According to the Metastatic Breast Cancer Network, more than 155,000 people are living with metastatic breast cancer. Although stage IV metastatic breast cancer is treatable, it is considered a terminal disease.
“For people living with metastatic breast cancer, our diagnoses don’t always fit the traditional breast cancer narrative. We are not counting down to the end of our treatments, waiting for the day when we will be cancer-free and can go on with our lives. We won’t be ringing a bell when we complete treatment. We’re not the subjects of triumphant ‘beat cancer’ profiles,” says Tori.

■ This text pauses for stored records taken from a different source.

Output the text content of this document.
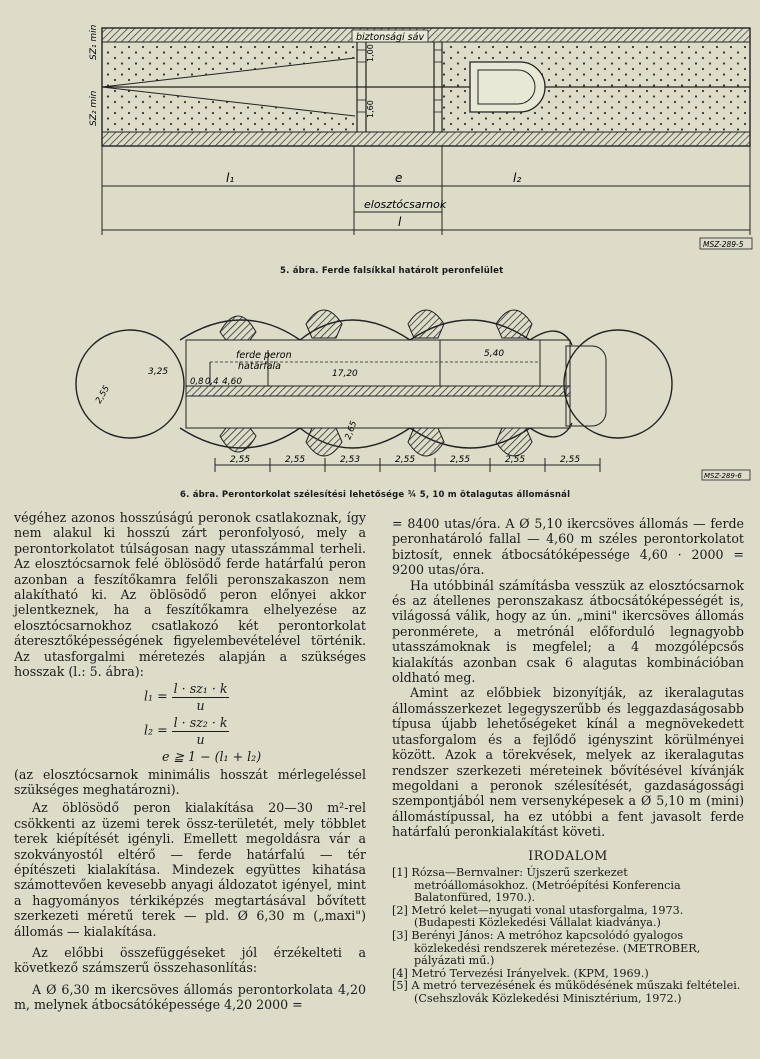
biztonsági sáv
1,00
1,60
SZ₁ min
SZ₂ min
l₁	e	l₂
elosztócsarnok
l
MSZ-289-5
5. ábra. Ferde falsíkkal határolt peronfelület
ferde peron
határfala
3,25
0,8 0,4 4,60
17,20
5,40
2,55
2,65
2,55	2,55	2,53	2,55	2,55	2,55	2,55
MSZ-289-6
6. ábra. Perontorkolat szélesítési lehetősége ¾ 5, 10 m ötalagutas állomásnál

végéhez azonos hosszúságú peronok csatlakoznak, így nem alakul ki hosszú zárt peronfolyosó, mely a perontorkolatot túlságosan nagy utasszámmal terheli. Az elosztócsarnok felé öblösödő ferde határfalú peron azonban a feszítőkamra felőli peronszakaszon nem alakítható ki. Az öblösödő peron előnyei akkor jelentkeznek, ha a feszítőkamra elhelyezése az elosztócsarnokhoz csatlakozó két perontorkolat áteresztőképességének figyelembevételével történik. Az utasforgalmi méretezés alapján a szükséges hosszak (l.: 5. ábra):

$l_1 = \frac{\text{l · sz₁ · k}}{u}$
$l_2 = \frac{\text{l · sz₂ · k}}{u}$
e ≧ 1 − (l₁ + l₂)

(az elosztócsarnok minimális hosszát mérlegeléssel szükséges meghatározni).

Az öblösödő peron kialakítása 20—30 m²-rel csökkenti az üzemi terek össz-területét, mely többlet terek kiépítését igényli. Emellett megoldásra vár a szokványostól eltérő — ferde határfalú — tér építészeti kialakítása. Mindezek együttes kihatása számottevően kevesebb anyagi áldozatot igényel, mint a hagyományos térkiképzés megtartásával bővített szerkezeti méretű terek — pld. Ø 6,30 m („maxi") állomás — kialakítása.

Az előbbi összefüggéseket jól érzékelteti a következő számszerű összehasonlítás:

A Ø 6,30 m ikercsöves állomás perontorkolata 4,20 m, melynek átbocsátóképessége 4,20 2000 =

= 8400 utas/óra. A Ø 5,10 ikercsöves állomás — ferde peronhatároló fallal — 4,60 m széles perontorkolatot biztosít, ennek átbocsátóképessége 4,60 · 2000 = 9200 utas/óra.

Ha utóbbinál számításba vesszük az elosztócsarnok és az átellenes peronszakasz átbocsátóképességét is, világossá válik, hogy az ún. „mini" ikercsöves állomás peronmérete, a metrónál előforduló legnagyobb utasszámoknak is megfelel; a 4 mozgólépcsős kialakítás azonban csak 6 alagutas kombinációban oldható meg.

Amint az előbbiek bizonyítják, az ikeralagutas állomásszerkezet legegyszerűbb és leggazdaságosabb típusa újabb lehetőségeket kínál a megnövekedett utasforgalom és a fejlődő igényszint körülményei között. Azok a törekvések, melyek az ikeralagutas rendszer szerkezeti méreteinek bővítésével kívánják megoldani a peronok szélesítését, gazdaságossági szempontjából nem versenyképesek a Ø 5,10 m (mini) állomástípussal, ha ez utóbbi a fent javasolt ferde határfalú peronkialakítást követi.

IRODALOM

[1] Rózsa—Bernvalner: Újszerű szerkezet metróállomásokhoz. (Metróépítési Konferencia Balatonfüred, 1970.).

[2] Metró kelet—nyugati vonal utasforgalma, 1973. (Budapesti Közlekedési Vállalat kiadványa.)

[3] Berényi János: A metróhoz kapcsolódó gyalogos közlekedési rendszerek méretezése. (METROBER, pályázati mű.)

[4] Metró Tervezési Irányelvek. (KPM, 1969.)

[5] A metró tervezésének és működésének műszaki feltételei. (Csehszlovák Közlekedési Minisztérium, 1972.)
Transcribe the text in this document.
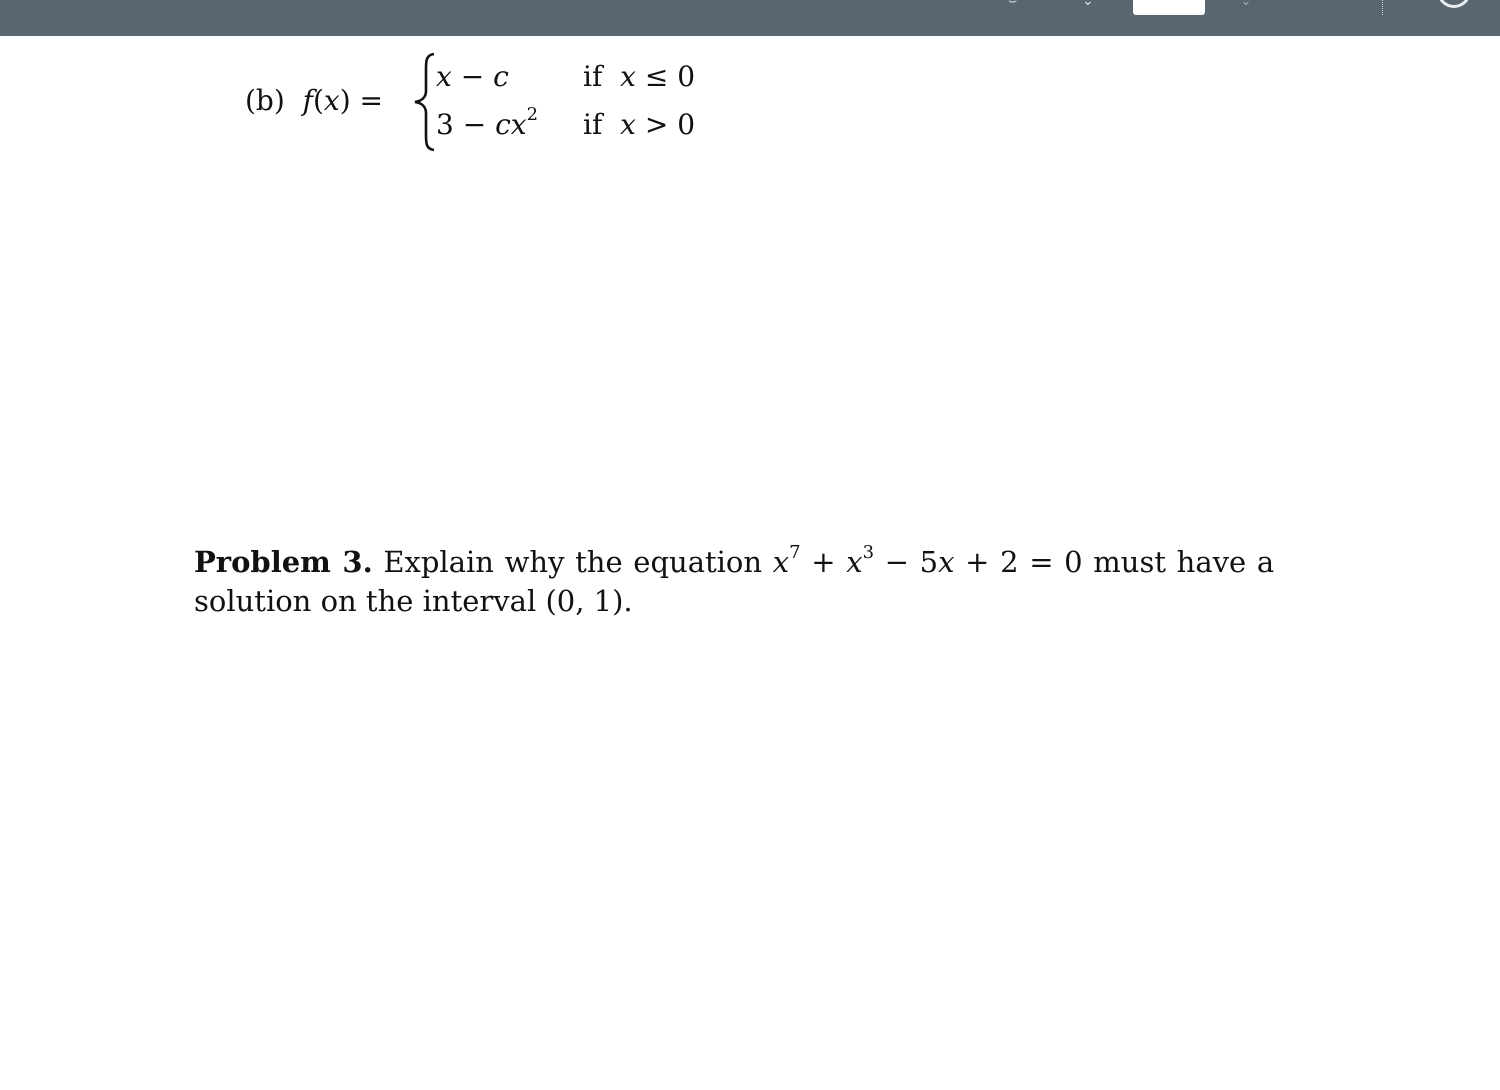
⌣	⌄	⌄
(b) f(x) =
x − c	if x ≤ 0
$3 - cx^2$ if x > 0
Problem 3. Explain why the equation $x^7 + x^3 - 5x + 2 = 0$ must have a solution on the interval (0, 1).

This, she says, is why the “battle language” so commonly used in the context of cancer – beat, win, conquer – is like “nails on a chalkboard” to her.
“It makes it sound like someone didn’t do enough to help themselves,” Tori says. “There are no losers when it comes to cancer, even though many of us will eventually die of this disease. We want conversation that focuses on living as well as we can.”
For Tori and many others living with a chronic cancer diagnosis, palliative care – a medical discipline focused on treating the painful symptoms and side effects of cancer – plays an important role in improving quality of life.
The treatment can take many forms. For Tori, it involved a comprehensive approach to address the physical and mental strains of cancer.
“My life became a roller coaster of doctors’ appointments, testing, treatments and their side effects,” she says. “I was fortunate to be treated by an oncology practice that makes palliative care a priority for all patients. It isn’t that way at all hospitals. Palliative care was part of my treatment plan from day one.”
Tori receive her care at The Ohio State University Comprehensive Cancer Center – Arthur G. James Cancer Hospital and Richard J. Solove Research Institute (OSUCCC – James), where palliative care experts are embedded within subspecialized oncology teams to provide patients with a wide variety of pain relief options, including massage, reflexology, acupuncture, medications to manage nausea and other interventions.
There’s a common misconception that palliative care is synonymous with end-of-life comfort care, which is most commonly provided through hospice. While hospice and palliative care share certain goals, like making patients comfortable, hospice is focused on doing that at the end of life, while palliative care focuses on helping metastatic patients live the fullest life possible now, in spite of cancer and its side effects.
“Palliative care has not only allowed me to manage my pain, but it has continuously given me ways to manage different physical, social and emotional difficulties,” Tori says. “I have been empowered to make informed decisions about my options and to manage my pain and other life-altering effects of cancer.”